Beitragvon Gast » 30.10.2006, 20:25

doch, doch, genau so, lieber Carl, wunderbar!

Gerade so, als habe das Du, den Aufenthalt zu der (Jahres)Zeit gewollt.

Gefällt mir, der Text transportiert die Atmosphäre des Saisonendes und auch , das das lyr. Du nicht ganz so begeistert ist über die realen Verhältnisse, die sich mit einiger Sicherheit von den gemachten Vorstellungen unterscheiden.
"Nachsaison", heißt nicht immer nur Beschaulichkeit.
Ein Stimmungsbild, welches zu Gedanken und zum (Hinter)fragen anregt um die Tiefen unter dem (Meeres)spiegel auszuloten.

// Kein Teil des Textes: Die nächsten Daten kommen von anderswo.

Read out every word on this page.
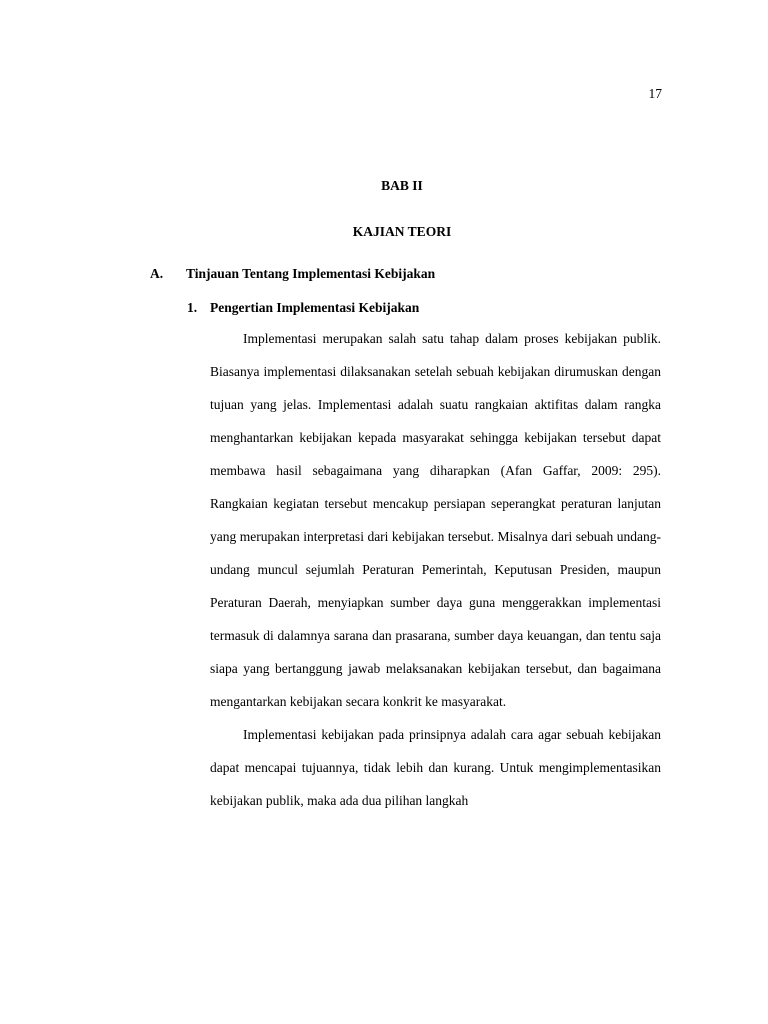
17
BAB II
KAJIAN TEORI
A. Tinjauan Tentang Implementasi Kebijakan
1. Pengertian Implementasi Kebijakan

Implementasi merupakan salah satu tahap dalam proses kebijakan publik. Biasanya implementasi dilaksanakan setelah sebuah kebijakan dirumuskan dengan tujuan yang jelas. Implementasi adalah suatu rangkaian aktifitas dalam rangka menghantarkan kebijakan kepada masyarakat sehingga kebijakan tersebut dapat membawa hasil sebagaimana yang diharapkan (Afan Gaffar, 2009: 295). Rangkaian kegiatan tersebut mencakup persiapan seperangkat peraturan lanjutan yang merupakan interpretasi dari kebijakan tersebut. Misalnya dari sebuah undang-undang muncul sejumlah Peraturan Pemerintah, Keputusan Presiden, maupun Peraturan Daerah, menyiapkan sumber daya guna menggerakkan implementasi termasuk di dalamnya sarana dan prasarana, sumber daya keuangan, dan tentu saja siapa yang bertanggung jawab melaksanakan kebijakan tersebut, dan bagaimana mengantarkan kebijakan secara konkrit ke masyarakat.

Implementasi kebijakan pada prinsipnya adalah cara agar sebuah kebijakan dapat mencapai tujuannya, tidak lebih dan kurang. Untuk mengimplementasikan kebijakan publik, maka ada dua pilihan langkah
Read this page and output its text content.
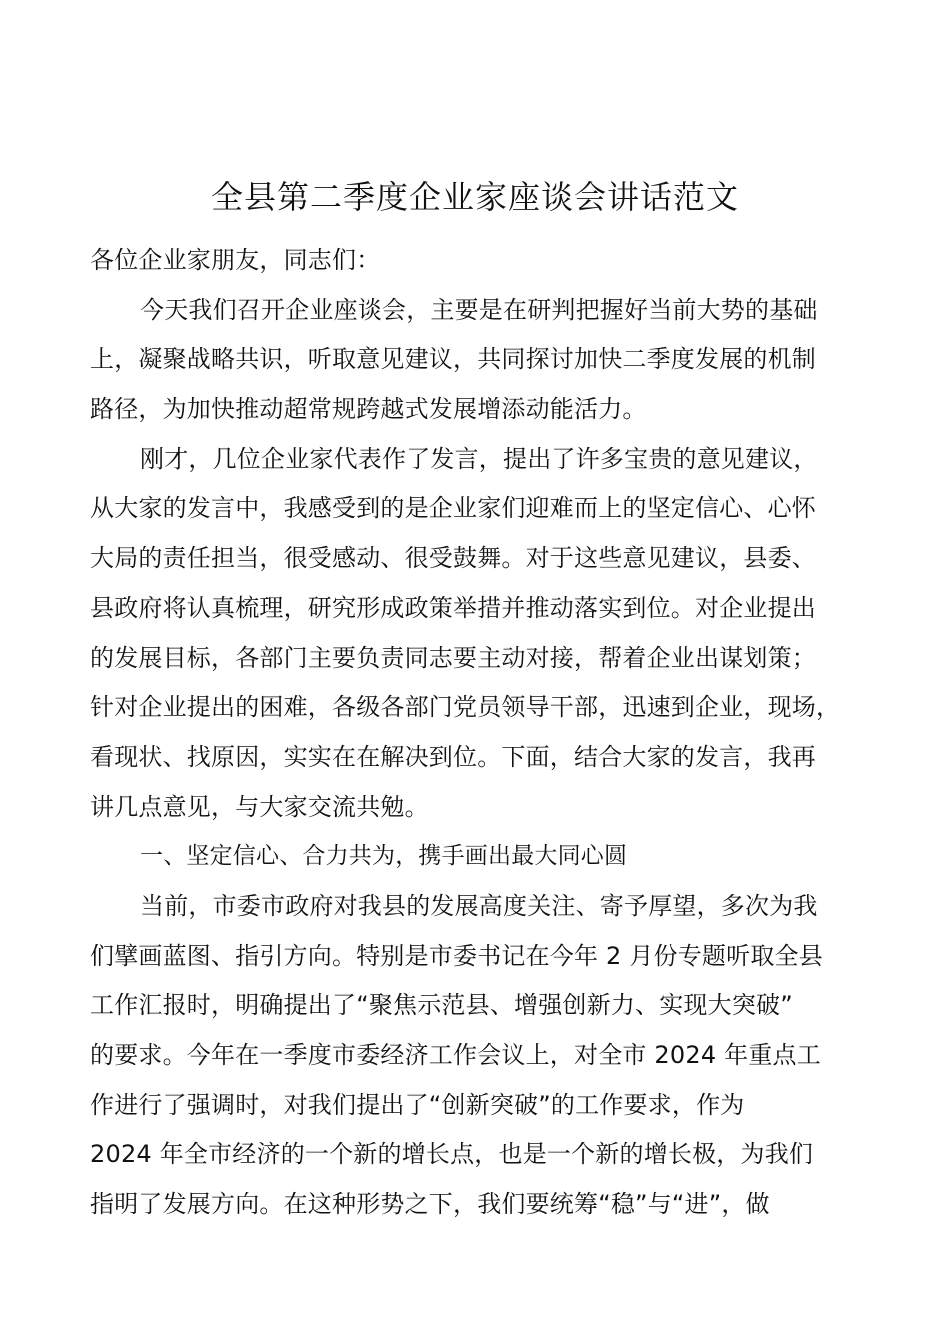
全县第二季度企业家座谈会讲话范文
各位企业家朋友，同志们：
今天我们召开企业座谈会，主要是在研判把握好当前大势的基础
上，凝聚战略共识，听取意见建议，共同探讨加快二季度发展的机制
路径，为加快推动超常规跨越式发展增添动能活力。
刚才，几位企业家代表作了发言，提出了许多宝贵的意见建议，
从大家的发言中，我感受到的是企业家们迎难而上的坚定信心、心怀
大局的责任担当，很受感动、很受鼓舞。对于这些意见建议，县委、
县政府将认真梳理，研究形成政策举措并推动落实到位。对企业提出
的发展目标，各部门主要负责同志要主动对接，帮着企业出谋划策；
针对企业提出的困难，各级各部门党员领导干部，迅速到企业，现场，
看现状、找原因，实实在在解决到位。下面，结合大家的发言，我再
讲几点意见，与大家交流共勉。
一、坚定信心、合力共为，携手画出最大同心圆
当前，市委市政府对我县的发展高度关注、寄予厚望，多次为我
们擘画蓝图、指引方向。特别是市委书记在今年 2 月份专题听取全县
工作汇报时，明确提出了“聚焦示范县、增强创新力、实现大突破”
的要求。今年在一季度市委经济工作会议上，对全市 2024 年重点工
作进行了强调时，对我们提出了“创新突破”的工作要求，作为
2024 年全市经济的一个新的增长点，也是一个新的增长极，为我们
指明了发展方向。在这种形势之下，我们要统筹“稳”与“进”，做
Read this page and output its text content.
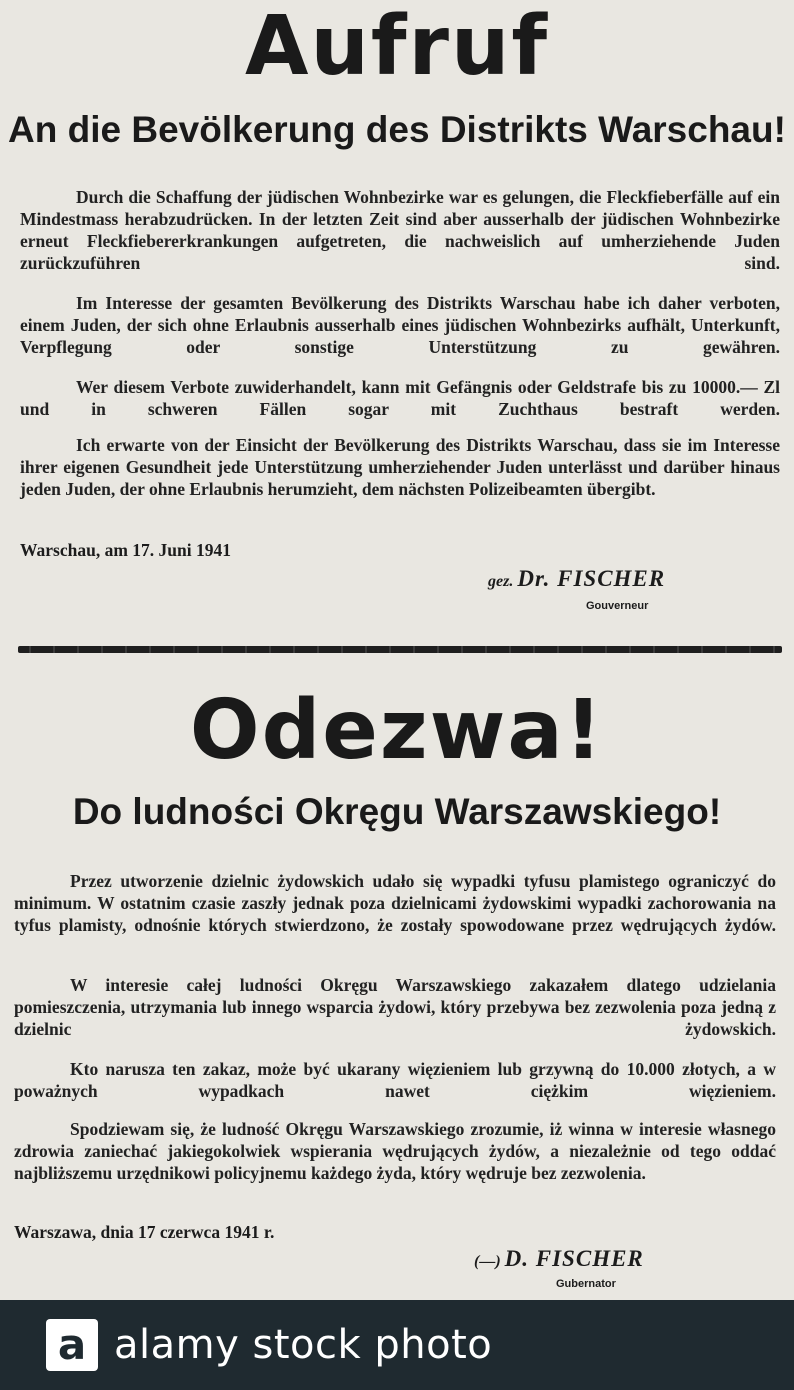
Aufruf
An die Bevölkerung des Distrikts Warschau!
Durch die Schaffung der jüdischen Wohnbezirke war es gelungen, die Fleckfieberfälle auf ein Mindestmass herabzudrücken. In der letzten Zeit sind aber ausserhalb der jüdischen Wohnbezirke erneut Fleckfiebererkrankungen aufgetreten, die nachweislich auf umherziehende Juden zurückzuführen sind.
Im Interesse der gesamten Bevölkerung des Distrikts Warschau habe ich daher verboten, einem Juden, der sich ohne Erlaubnis ausserhalb eines jüdischen Wohnbezirks aufhält, Unterkunft, Verpflegung oder sonstige Unterstützung zu gewähren.
Wer diesem Verbote zuwiderhandelt, kann mit Gefängnis oder Geldstrafe bis zu 10000.— Zl und in schweren Fällen sogar mit Zuchthaus bestraft werden.
Ich erwarte von der Einsicht der Bevölkerung des Distrikts Warschau, dass sie im Interesse ihrer eigenen Gesundheit jede Unterstützung umherziehender Juden unterlässt und darüber hinaus jeden Juden, der ohne Erlaubnis herumzieht, dem nächsten Polizeibeamten übergibt.
Warschau, am 17. Juni 1941
gez. Dr. FISCHER
Gouverneur
Odezwa!
Do ludności Okręgu Warszawskiego!
Przez utworzenie dzielnic żydowskich udało się wypadki tyfusu plamistego ograniczyć do minimum. W ostatnim czasie zaszły jednak poza dzielnicami żydowskimi wypadki zachorowania na tyfus plamisty, odnośnie których stwierdzono, że zostały spowodowane przez wędrujących żydów.
W interesie całej ludności Okręgu Warszawskiego zakazałem dlatego udzielania pomieszczenia, utrzymania lub innego wsparcia żydowi, który przebywa bez zezwolenia poza jedną z dzielnic żydowskich.
Kto narusza ten zakaz, może być ukarany więzieniem lub grzywną do 10.000 złotych, a w poważnych wypadkach nawet ciężkim więzieniem.
Spodziewam się, że ludność Okręgu Warszawskiego zrozumie, iż winna w interesie własnego zdrowia zaniechać jakiegokolwiek wspierania wędrujących żydów, a niezależnie od tego oddać najbliższemu urzędnikowi policyjnemu każdego żyda, który wędruje bez zezwolenia.
Warszawa, dnia 17 czerwca 1941 r.
(—) D. FISCHER
Gubernator
a alamy stock photo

Möglicherweise hat das lyr. Du sogar schlechte Laune und nur das Lyrich fühlt sich wohl???

Liebe Grüße
Gerda

@ Max: Bougainvilien http://de.wikipedia.org/wiki/Bougainvillea
Ich bin sicher du kennst diese Kletterpflanzen
Zuletzt geändert von Gast am 13.11.2006, 11:49, insgesamt 2-mal geändert.

königindernacht

Beitragvon königindernacht » 30.10.2006, 21:36

Ein spannendes Gedicht. Wieviel Lesarten es doch eröffnet. Das war es, was du wolltest... Wollte es das Lyrich auch? Oder nicht? Erfüllst es dem Du einen Wunsch oder lehnt es dieses fast kitschige Bild ab? War die Sehnsucht des Lyrich eine andere oder ist es davon erfüllt, die Glücksvorstellung zu teilen.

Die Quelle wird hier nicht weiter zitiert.